Situation initiale et description de l’obstacle : un programme vise à augmenter les ventes d’un nouveau produit destiné à améliorer l’efficacité des systèmes de chauffage au sein des ménages. Le produit est disponible depuis un certain temps mais les ventes n’ont pas décollé en raison d’un manque de confiance envers le produit. Les clients potentiels n’ont donc pas encore eu la possibilité de vérifier la fiabilité du produit et de l’augmentation effective de l’efficacité annoncée.

Possibilité pour surmonter l’obstacle et monétarisation : la mise en œuvre de projets pilotes supplémentaires (tel que des projets de compensation) et la réalisation de campagnes de mesures peut susciter la confiance auprès des clients. Les coûts liés aux projets pilotes et aux campagnes de mesures peuvent être estimés et ajoutés aux coûts liés à la mise en œuvre des projets inclus dans le programme.

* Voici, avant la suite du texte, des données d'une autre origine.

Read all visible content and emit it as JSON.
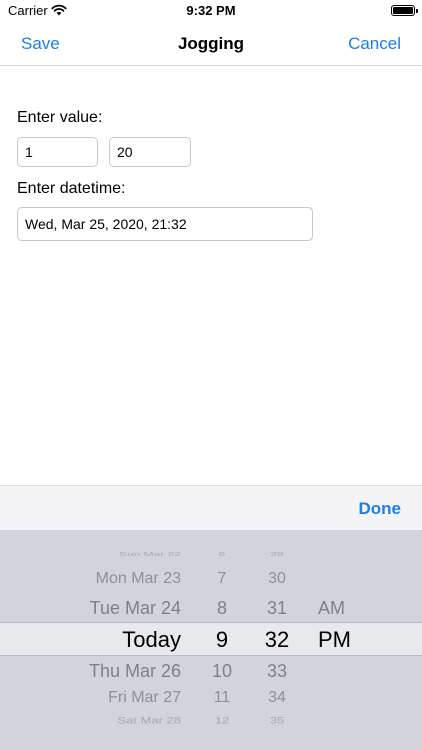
{
  "status_bar": {
    "carrier": "Carrier",
    "time": "9:32 PM"
  },
  "nav": {
    "left_button": "Save",
    "title": "Jogging",
    "right_button": "Cancel"
  },
  "form": {
    "value_label": "Enter value:",
    "value_1": "1",
    "value_2": "20",
    "datetime_label": "Enter datetime:",
    "datetime_value": "Wed, Mar 25, 2020, 21:32"
  },
  "toolbar": {
    "done_label": "Done"
  },
  "picker": {
    "rows": [
      {
        "date": "Sun Mar 22",
        "hour": "6",
        "minute": "29",
        "ampm": ""
      },
      {
        "date": "Mon Mar 23",
        "hour": "7",
        "minute": "30",
        "ampm": ""
      },
      {
        "date": "Tue Mar 24",
        "hour": "8",
        "minute": "31",
        "ampm": "AM"
      },
      {
        "date": "Today",
        "hour": "9",
        "minute": "32",
        "ampm": "PM"
      },
      {
        "date": "Thu Mar 26",
        "hour": "10",
        "minute": "33",
        "ampm": ""
      },
      {
        "date": "Fri Mar 27",
        "hour": "11",
        "minute": "34",
        "ampm": ""
      },
      {
        "date": "Sat Mar 28",
        "hour": "12",
        "minute": "35",
        "ampm": ""
      }
    ]
  },
  "colors": {
    "accent": "#1a80e6",
    "picker_bg": "#d1d4da",
    "toolbar_bg": "#f4f4f6"
  },
  "icons": {
    "wifi": "wifi-icon",
    "battery": "battery-icon"
  }
}
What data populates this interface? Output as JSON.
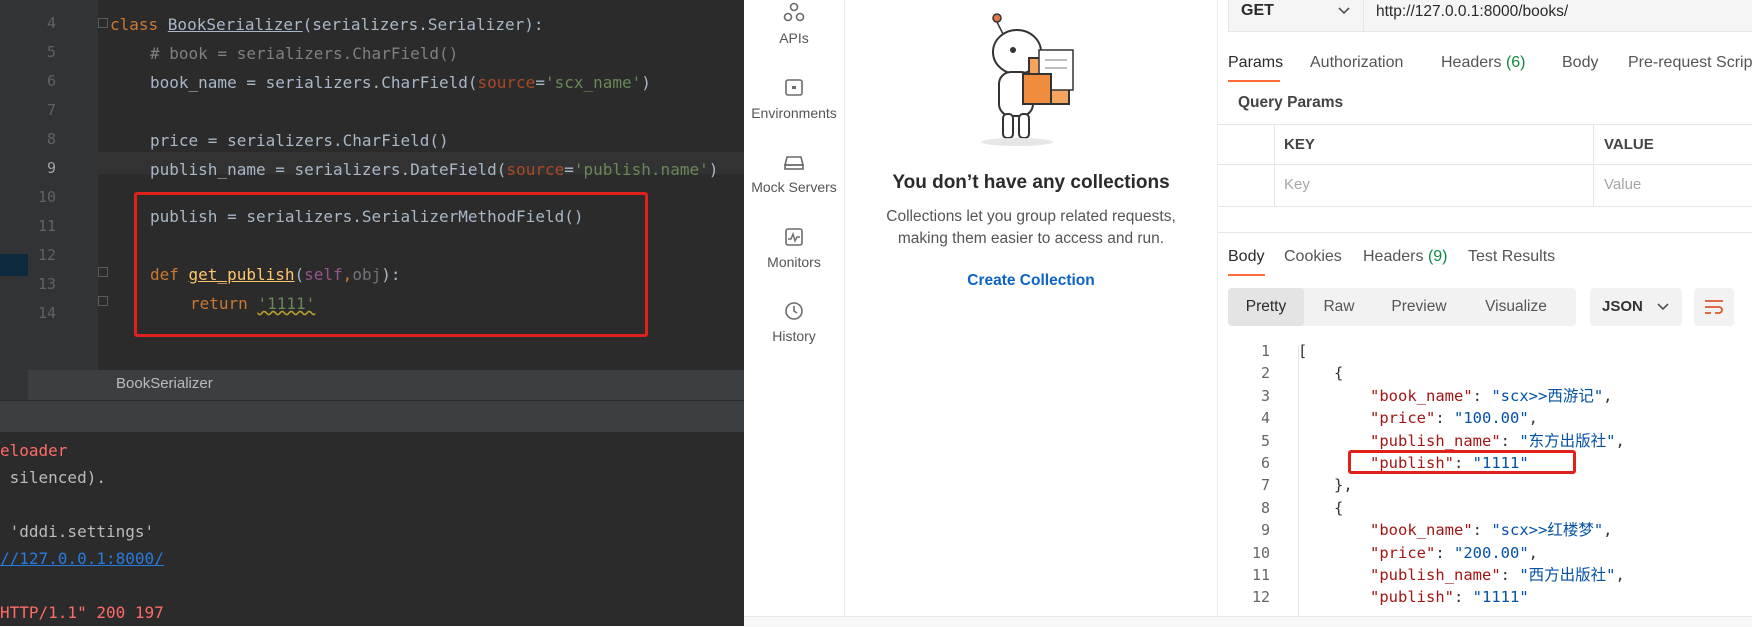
{
  "ide": {
    "line_numbers": [
      "4",
      "5",
      "6",
      "7",
      "8",
      "9",
      "10",
      "11",
      "12",
      "13",
      "14"
    ],
    "code": {
      "l4_kw": "class ",
      "l4_name": "BookSerializer",
      "l4_rest": "(serializers.Serializer):",
      "l5": "# book = serializers.CharField()",
      "l6_a": "book_name = serializers.CharField(",
      "l6_p": "source",
      "l6_eq": "=",
      "l6_s": "'scx_name'",
      "l6_end": ")",
      "l8": "price = serializers.CharField()",
      "l9_a": "publish_name = serializers.DateField(",
      "l9_p": "source",
      "l9_eq": "=",
      "l9_s": "'publish.name'",
      "l9_end": ")",
      "l11": "publish = serializers.SerializerMethodField()",
      "l13_kw": "def ",
      "l13_fn": "get_publish",
      "l13_p1": "(",
      "l13_self": "self",
      "l13_comma": ",",
      "l13_obj": "obj",
      "l13_end": "):",
      "l14_kw": "return ",
      "l14_s": "'1111'"
    },
    "breadcrumb": "BookSerializer",
    "terminal": [
      {
        "text": "eloader",
        "color": "#ff6b68"
      },
      {
        "text": " silenced).",
        "color": "#bbbbbb"
      },
      {
        "text": "",
        "color": "#bbbbbb"
      },
      {
        "text": " 'dddi.settings'",
        "color": "#bbbbbb"
      },
      {
        "text": "//127.0.0.1:8000/",
        "color": "#287bde"
      },
      {
        "text": "",
        "color": "#bbbbbb"
      },
      {
        "text": "HTTP/1.1\" 200 197",
        "color": "#ff6b68"
      }
    ]
  },
  "sidebar": {
    "items": [
      {
        "label": "APIs",
        "icon": "apis-icon"
      },
      {
        "label": "Environments",
        "icon": "environments-icon"
      },
      {
        "label": "Mock Servers",
        "icon": "mock-servers-icon"
      },
      {
        "label": "Monitors",
        "icon": "monitors-icon"
      },
      {
        "label": "History",
        "icon": "history-icon"
      }
    ]
  },
  "collections": {
    "title": "You don’t have any collections",
    "description": "Collections let you group related requests, making them easier to access and run.",
    "create_label": "Create Collection"
  },
  "request": {
    "method": "GET",
    "url": "http://127.0.0.1:8000/books/",
    "tabs": {
      "params": "Params",
      "authorization": "Authorization",
      "headers": "Headers",
      "headers_count": "(6)",
      "body": "Body",
      "prerequest": "Pre-request Scrip"
    },
    "query_params_title": "Query Params",
    "table": {
      "key_header": "KEY",
      "value_header": "VALUE",
      "key_placeholder": "Key",
      "value_placeholder": "Value"
    }
  },
  "response": {
    "tabs": {
      "body": "Body",
      "cookies": "Cookies",
      "headers": "Headers",
      "headers_count": "(9)",
      "tests": "Test Results"
    },
    "view_modes": [
      "Pretty",
      "Raw",
      "Preview",
      "Visualize"
    ],
    "active_view": "Pretty",
    "format": "JSON",
    "lines": [
      "1",
      "2",
      "3",
      "4",
      "5",
      "6",
      "7",
      "8",
      "9",
      "10",
      "11",
      "12"
    ],
    "json": {
      "l1": "[",
      "l2": "{",
      "l3_k": "\"book_name\"",
      "l3_v": "\"scx>>西游记\"",
      "l4_k": "\"price\"",
      "l4_v": "\"100.00\"",
      "l5_k": "\"publish_name\"",
      "l5_v": "\"东方出版社\"",
      "l6_k": "\"publish\"",
      "l6_v": "\"1111\"",
      "l7": "},",
      "l8": "{",
      "l9_k": "\"book_name\"",
      "l9_v": "\"scx>>红楼梦\"",
      "l10_k": "\"price\"",
      "l10_v": "\"200.00\"",
      "l11_k": "\"publish_name\"",
      "l11_v": "\"西方出版社\"",
      "l12_k": "\"publish\"",
      "l12_v": "\"1111\""
    }
  },
  "colors": {
    "accent": "#ff6c37",
    "link": "#0b63c6",
    "highlight_box": "#e0201b",
    "count_green": "#0c8a3e"
  }
}
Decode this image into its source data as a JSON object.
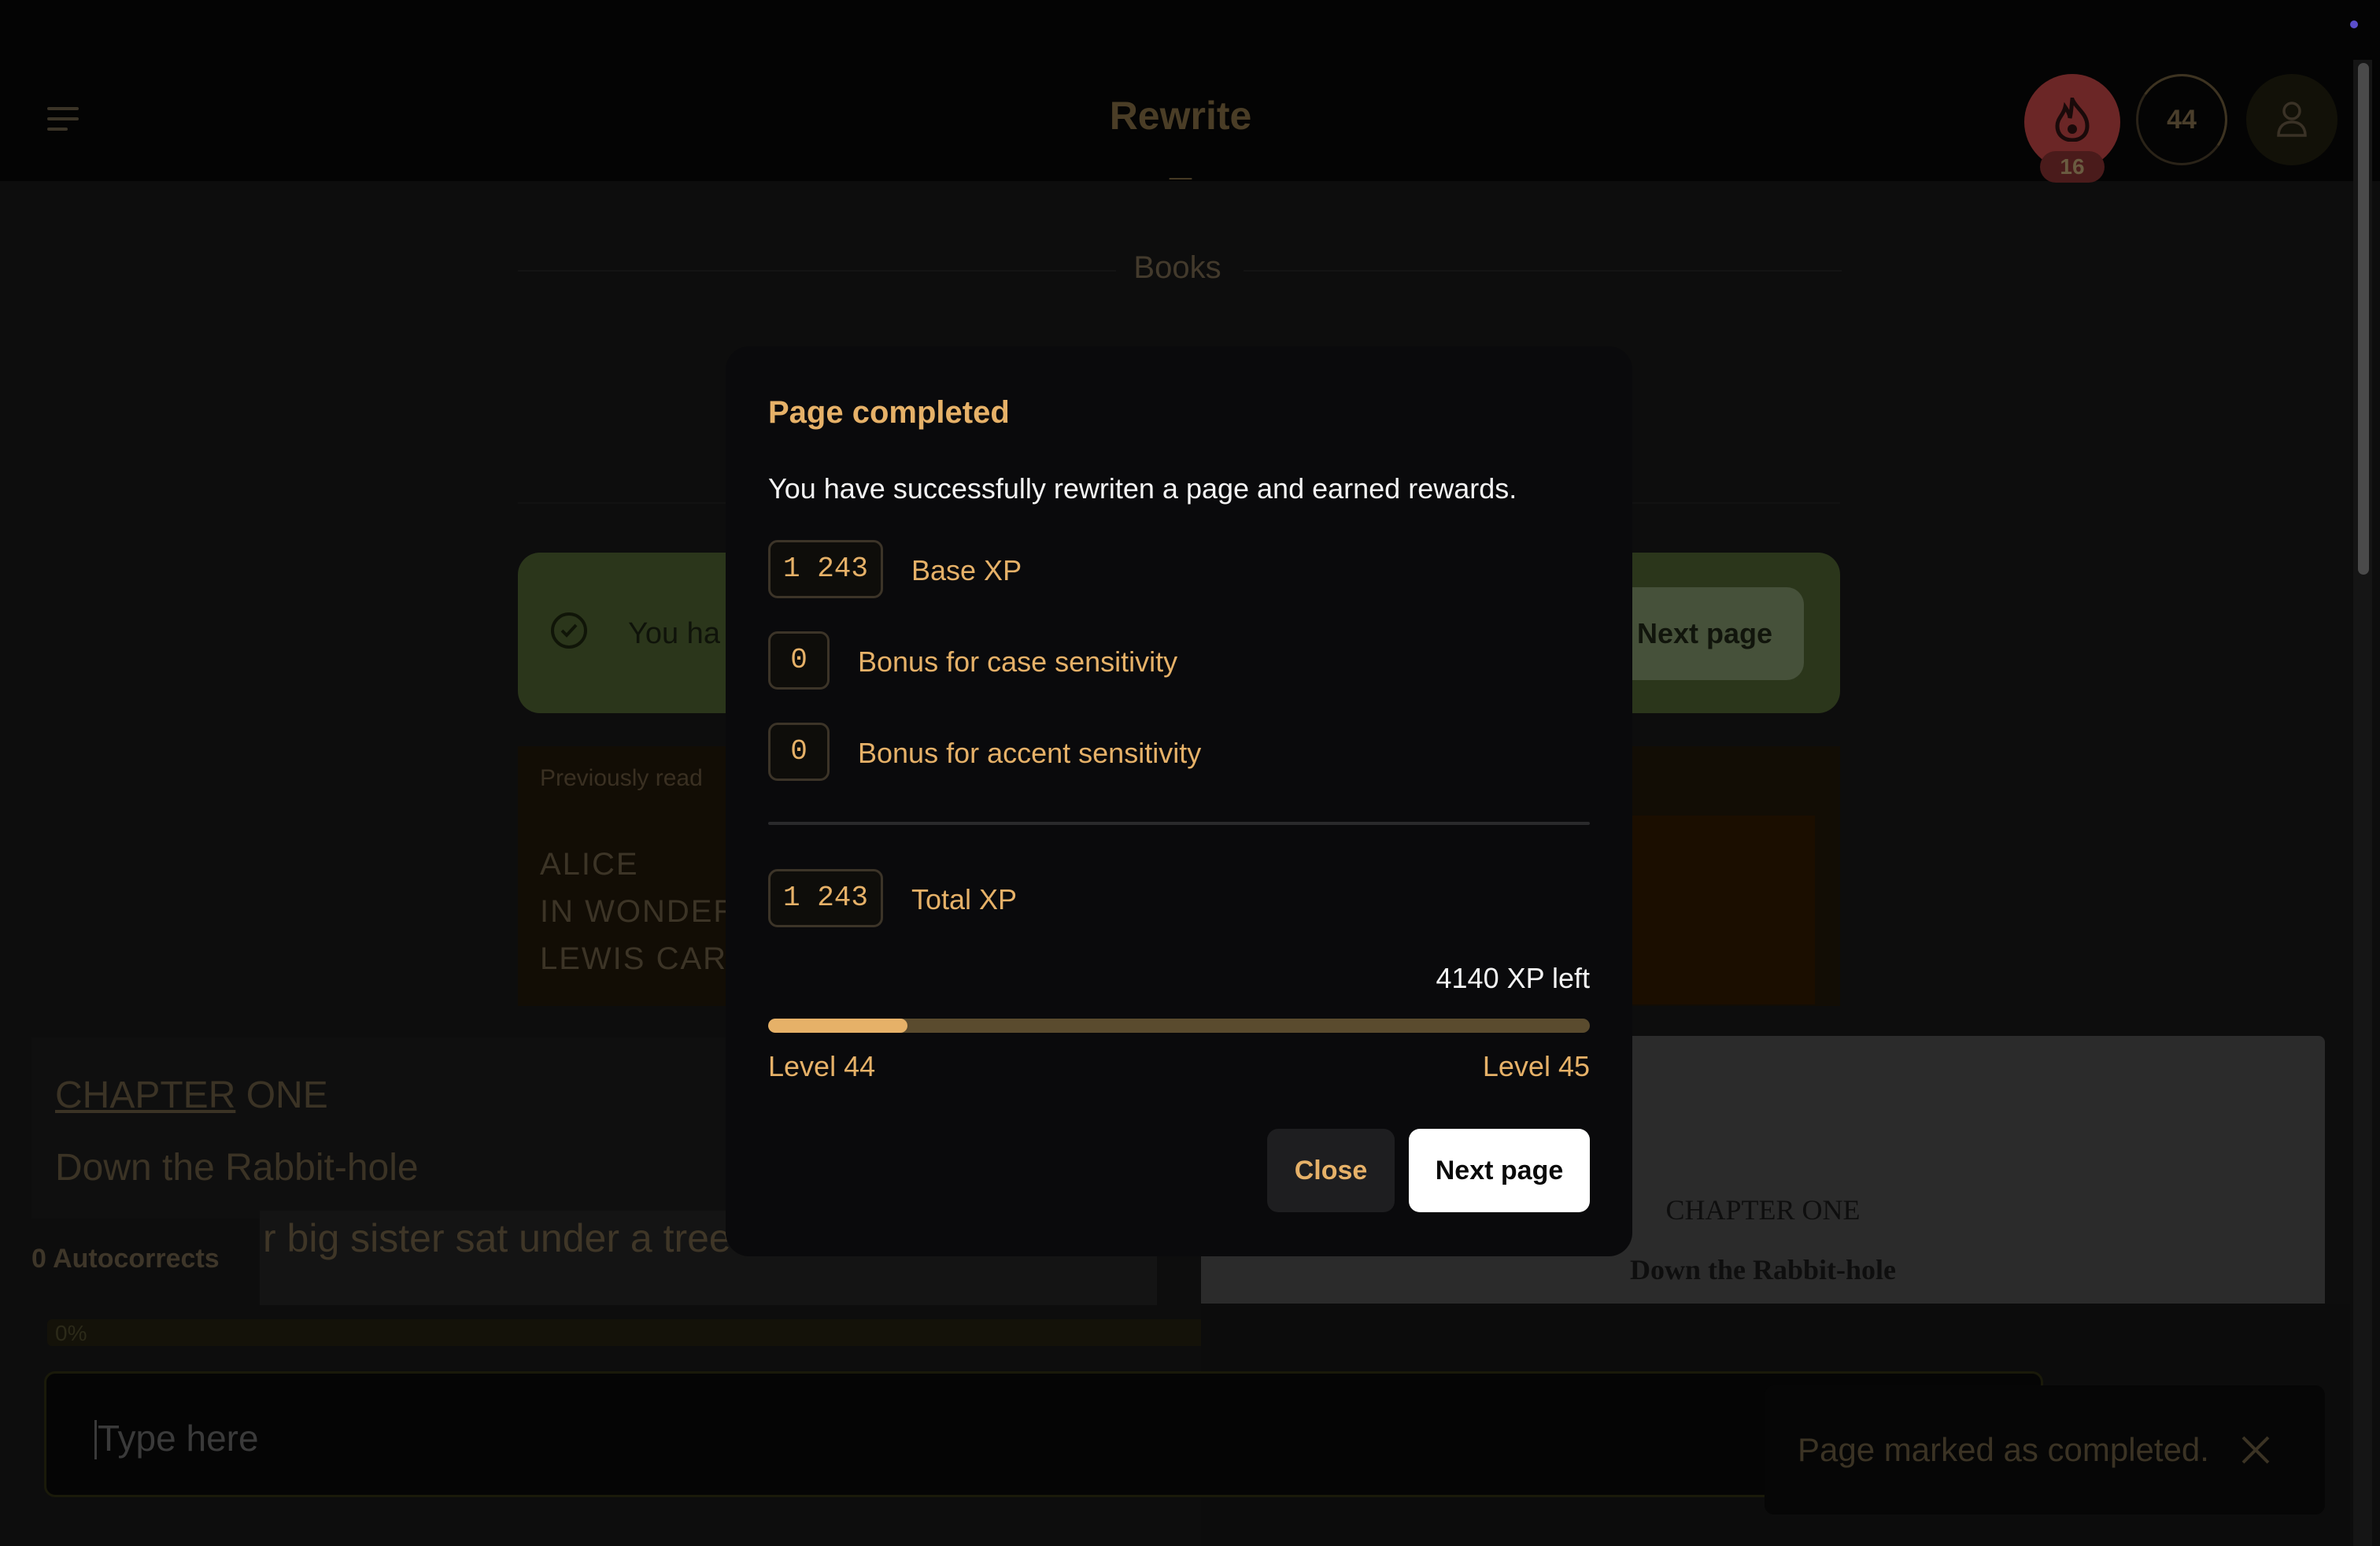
{
  "app": {
    "title": "Rewrite _"
  },
  "header": {
    "streak": "16",
    "level": "44"
  },
  "books": {
    "label": "Books"
  },
  "banner": {
    "text": "You ha",
    "next_label": "Next page"
  },
  "previously_read": {
    "label": "Previously read",
    "lines": [
      "ALICE",
      "IN WONDER",
      "LEWIS CARR"
    ]
  },
  "typing": {
    "chapter_word": "CHAPTER",
    "chapter_rest": " ONE",
    "subtitle": "Down the Rabbit-hole",
    "sentence": "r big sister sat under a tree c",
    "autocorrects": "0 Autocorrects",
    "progress": "0%",
    "progress_value": 0,
    "placeholder": "Type here"
  },
  "preview": {
    "chapter": "CHAPTER ONE",
    "subtitle": "Down the Rabbit-hole"
  },
  "toast": {
    "text": "Page marked as completed."
  },
  "modal": {
    "title": "Page completed",
    "description": "You have successfully rewriten a page and earned rewards.",
    "base_xp": {
      "value": "1 243",
      "label": "Base XP"
    },
    "case_bonus": {
      "value": "0",
      "label": "Bonus for case sensitivity"
    },
    "accent_bonus": {
      "value": "0",
      "label": "Bonus for accent sensitivity"
    },
    "total_xp": {
      "value": "1 243",
      "label": "Total XP"
    },
    "xp_left": "4140 XP left",
    "level_progress": 0.17,
    "level_from": "Level 44",
    "level_to": "Level 45",
    "close_label": "Close",
    "next_label": "Next page"
  },
  "colors": {
    "accent": "#e6b168",
    "modal_bg": "#0a0a0c",
    "button_primary": "#ffffff"
  },
  "icons": {
    "menu": "hamburger-icon",
    "streak": "flame-icon",
    "user": "user-icon",
    "check": "check-circle-icon",
    "toast_close": "close-icon"
  }
}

6.3.2 Analyse de sensibilité

En plus de l’analyse de rentabilité, le requérant effectue une analyse de sensibilité. Celle-ci indique si les résultats en matière d’incitations financières du projet sont solides lorsque les hypothèses sont adaptées de façon indépendante. À cette fin, le requérant développe, pour chacun des principaux paramètres, un scénario maximal et un scénario minimal. Les valeurs diffèrent d’au moins 10 % (25 % pour les installations de méthanisation) de la valeur du scénario du projet. En outre, les écarts des principaux paramètres doivent correspondre au moins à l’incertitude typique de l’évaluation de la valeur du paramètre. En règle générale, l’analyse de rentabilité n’offre une base valable pour démontrer l’additionnalité que si l’analyse de sensibilité confirme, dans tous les scénarios minimaux et maximaux, que le projet conserve son additionnalité.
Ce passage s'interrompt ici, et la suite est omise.